Okay. That's helpful. That makes a lot of sense. Well, we only have a couple of minutes left. So I wanted to throw out the strategic question. You showcased the potential of your AI platform with getting IGALMI approved, finding 701 and that looks like there could be a good drug there. Where do you go from here with the AI platform? And maybe in terms of indications that you could focus on initially? And then just broader, where do you see the platform going in the future?

In terms of the AI, we believe that we have made a lot of progress in terms of creating an AI ecosystem within the BioXcel Therapeutics. We have generated our -- we call it as an AI platform version 2.0 and we continue to add various things that we need to make it effective for neuroscience or immuno-oncology. So this last 4, 5 years have been very helpful. We continue to have our partnership with our parent company, where the [EvolveWare] was used to discover 501 and 701. So we continue to build on those successes. In terms of our therapeutic area of focus for neuroscience, we are focusing on stress-related axis. So agitation is one of those symptoms.
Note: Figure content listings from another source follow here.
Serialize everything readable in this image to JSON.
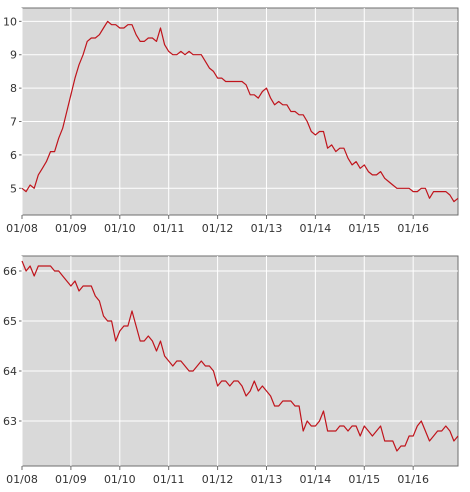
{
  "colors": {
    "series": "#c0141c",
    "plot_bg": "#d9d9d9",
    "grid": "#ffffff"
  },
  "chart_data": [
    {
      "type": "line",
      "title": "",
      "xlabel": "",
      "ylabel": "",
      "grid": true,
      "xlim": [
        "2008-01",
        "2016-12"
      ],
      "ylim": [
        4.2,
        10.4
      ],
      "x_ticks": [
        "01/08",
        "01/09",
        "01/10",
        "01/11",
        "01/12",
        "01/13",
        "01/14",
        "01/15",
        "01/16"
      ],
      "y_ticks": [
        5,
        6,
        7,
        8,
        9,
        10
      ],
      "series": [
        {
          "name": "",
          "x": [
            "2008-01",
            "2008-02",
            "2008-03",
            "2008-04",
            "2008-05",
            "2008-06",
            "2008-07",
            "2008-08",
            "2008-09",
            "2008-10",
            "2008-11",
            "2008-12",
            "2009-01",
            "2009-02",
            "2009-03",
            "2009-04",
            "2009-05",
            "2009-06",
            "2009-07",
            "2009-08",
            "2009-09",
            "2009-10",
            "2009-11",
            "2009-12",
            "2010-01",
            "2010-02",
            "2010-03",
            "2010-04",
            "2010-05",
            "2010-06",
            "2010-07",
            "2010-08",
            "2010-09",
            "2010-10",
            "2010-11",
            "2010-12",
            "2011-01",
            "2011-02",
            "2011-03",
            "2011-04",
            "2011-05",
            "2011-06",
            "2011-07",
            "2011-08",
            "2011-09",
            "2011-10",
            "2011-11",
            "2011-12",
            "2012-01",
            "2012-02",
            "2012-03",
            "2012-04",
            "2012-05",
            "2012-06",
            "2012-07",
            "2012-08",
            "2012-09",
            "2012-10",
            "2012-11",
            "2012-12",
            "2013-01",
            "2013-02",
            "2013-03",
            "2013-04",
            "2013-05",
            "2013-06",
            "2013-07",
            "2013-08",
            "2013-09",
            "2013-10",
            "2013-11",
            "2013-12",
            "2014-01",
            "2014-02",
            "2014-03",
            "2014-04",
            "2014-05",
            "2014-06",
            "2014-07",
            "2014-08",
            "2014-09",
            "2014-10",
            "2014-11",
            "2014-12",
            "2015-01",
            "2015-02",
            "2015-03",
            "2015-04",
            "2015-05",
            "2015-06",
            "2015-07",
            "2015-08",
            "2015-09",
            "2015-10",
            "2015-11",
            "2015-12",
            "2016-01",
            "2016-02",
            "2016-03",
            "2016-04",
            "2016-05",
            "2016-06",
            "2016-07",
            "2016-08",
            "2016-09",
            "2016-10",
            "2016-11",
            "2016-12"
          ],
          "values": [
            5.0,
            4.9,
            5.1,
            5.0,
            5.4,
            5.6,
            5.8,
            6.1,
            6.1,
            6.5,
            6.8,
            7.3,
            7.8,
            8.3,
            8.7,
            9.0,
            9.4,
            9.5,
            9.5,
            9.6,
            9.8,
            10.0,
            9.9,
            9.9,
            9.8,
            9.8,
            9.9,
            9.9,
            9.6,
            9.4,
            9.4,
            9.5,
            9.5,
            9.4,
            9.8,
            9.3,
            9.1,
            9.0,
            9.0,
            9.1,
            9.0,
            9.1,
            9.0,
            9.0,
            9.0,
            8.8,
            8.6,
            8.5,
            8.3,
            8.3,
            8.2,
            8.2,
            8.2,
            8.2,
            8.2,
            8.1,
            7.8,
            7.8,
            7.7,
            7.9,
            8.0,
            7.7,
            7.5,
            7.6,
            7.5,
            7.5,
            7.3,
            7.3,
            7.2,
            7.2,
            7.0,
            6.7,
            6.6,
            6.7,
            6.7,
            6.2,
            6.3,
            6.1,
            6.2,
            6.2,
            5.9,
            5.7,
            5.8,
            5.6,
            5.7,
            5.5,
            5.4,
            5.4,
            5.5,
            5.3,
            5.2,
            5.1,
            5.0,
            5.0,
            5.0,
            5.0,
            4.9,
            4.9,
            5.0,
            5.0,
            4.7,
            4.9,
            4.9,
            4.9,
            4.9,
            4.8,
            4.6,
            4.7
          ]
        }
      ]
    },
    {
      "type": "line",
      "title": "",
      "xlabel": "",
      "ylabel": "",
      "grid": true,
      "xlim": [
        "2008-01",
        "2016-12"
      ],
      "ylim": [
        62.1,
        66.3
      ],
      "x_ticks": [
        "01/08",
        "01/09",
        "01/10",
        "01/11",
        "01/12",
        "01/13",
        "01/14",
        "01/15",
        "01/16"
      ],
      "y_ticks": [
        63,
        64,
        65,
        66
      ],
      "series": [
        {
          "name": "",
          "x": [
            "2008-01",
            "2008-02",
            "2008-03",
            "2008-04",
            "2008-05",
            "2008-06",
            "2008-07",
            "2008-08",
            "2008-09",
            "2008-10",
            "2008-11",
            "2008-12",
            "2009-01",
            "2009-02",
            "2009-03",
            "2009-04",
            "2009-05",
            "2009-06",
            "2009-07",
            "2009-08",
            "2009-09",
            "2009-10",
            "2009-11",
            "2009-12",
            "2010-01",
            "2010-02",
            "2010-03",
            "2010-04",
            "2010-05",
            "2010-06",
            "2010-07",
            "2010-08",
            "2010-09",
            "2010-10",
            "2010-11",
            "2010-12",
            "2011-01",
            "2011-02",
            "2011-03",
            "2011-04",
            "2011-05",
            "2011-06",
            "2011-07",
            "2011-08",
            "2011-09",
            "2011-10",
            "2011-11",
            "2011-12",
            "2012-01",
            "2012-02",
            "2012-03",
            "2012-04",
            "2012-05",
            "2012-06",
            "2012-07",
            "2012-08",
            "2012-09",
            "2012-10",
            "2012-11",
            "2012-12",
            "2013-01",
            "2013-02",
            "2013-03",
            "2013-04",
            "2013-05",
            "2013-06",
            "2013-07",
            "2013-08",
            "2013-09",
            "2013-10",
            "2013-11",
            "2013-12",
            "2014-01",
            "2014-02",
            "2014-03",
            "2014-04",
            "2014-05",
            "2014-06",
            "2014-07",
            "2014-08",
            "2014-09",
            "2014-10",
            "2014-11",
            "2014-12",
            "2015-01",
            "2015-02",
            "2015-03",
            "2015-04",
            "2015-05",
            "2015-06",
            "2015-07",
            "2015-08",
            "2015-09",
            "2015-10",
            "2015-11",
            "2015-12",
            "2016-01",
            "2016-02",
            "2016-03",
            "2016-04",
            "2016-05",
            "2016-06",
            "2016-07",
            "2016-08",
            "2016-09",
            "2016-10",
            "2016-11",
            "2016-12"
          ],
          "values": [
            66.2,
            66.0,
            66.1,
            65.9,
            66.1,
            66.1,
            66.1,
            66.1,
            66.0,
            66.0,
            65.9,
            65.8,
            65.7,
            65.8,
            65.6,
            65.7,
            65.7,
            65.7,
            65.5,
            65.4,
            65.1,
            65.0,
            65.0,
            64.6,
            64.8,
            64.9,
            64.9,
            65.2,
            64.9,
            64.6,
            64.6,
            64.7,
            64.6,
            64.4,
            64.6,
            64.3,
            64.2,
            64.1,
            64.2,
            64.2,
            64.1,
            64.0,
            64.0,
            64.1,
            64.2,
            64.1,
            64.1,
            64.0,
            63.7,
            63.8,
            63.8,
            63.7,
            63.8,
            63.8,
            63.7,
            63.5,
            63.6,
            63.8,
            63.6,
            63.7,
            63.6,
            63.5,
            63.3,
            63.3,
            63.4,
            63.4,
            63.4,
            63.3,
            63.3,
            62.8,
            63.0,
            62.9,
            62.9,
            63.0,
            63.2,
            62.8,
            62.8,
            62.8,
            62.9,
            62.9,
            62.8,
            62.9,
            62.9,
            62.7,
            62.9,
            62.8,
            62.7,
            62.8,
            62.9,
            62.6,
            62.6,
            62.6,
            62.4,
            62.5,
            62.5,
            62.7,
            62.7,
            62.9,
            63.0,
            62.8,
            62.6,
            62.7,
            62.8,
            62.8,
            62.9,
            62.8,
            62.6,
            62.7
          ]
        }
      ]
    }
  ]
}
There are other symptoms like that. So that's the area we have chosen in terms of the neuropsychiatry. But we also see huge unmet need in neuro-rare diseases. And we see that AI platform can help build certain understanding to identify unique assets that -- and unique area where there is a high unmet medical need to come up with transformative therapies. So those are -- will continue to be our areas. As you already know, we have 502 identified. We have talked about it. We will be discussing more the plans for 502, how it can augment our pipeline, but we continue to discover 503, 504. And one of the things we are trying to evaluate internally, strategically is what is our optimal strategy because our -- once we start focusing on an area or discovery of a new agent is 3 to 6 months, and it takes another 6 months to validate that through the preclinical, as well as translational models. So we can produce a lot of asset, and we are trying to see how we can come up with this strategy that will allow us to execute on these assets in parallel. So we will be discussing more of that in the future.

Very exciting. Well, with that, we've come to the end of our time here. So I'd like to thank Vimal, Rob and Matt for joining us and everyone out there for watching as well. Take care everyone.

Thank you for hosting us, Greg, and thanks, everyone for joining us today.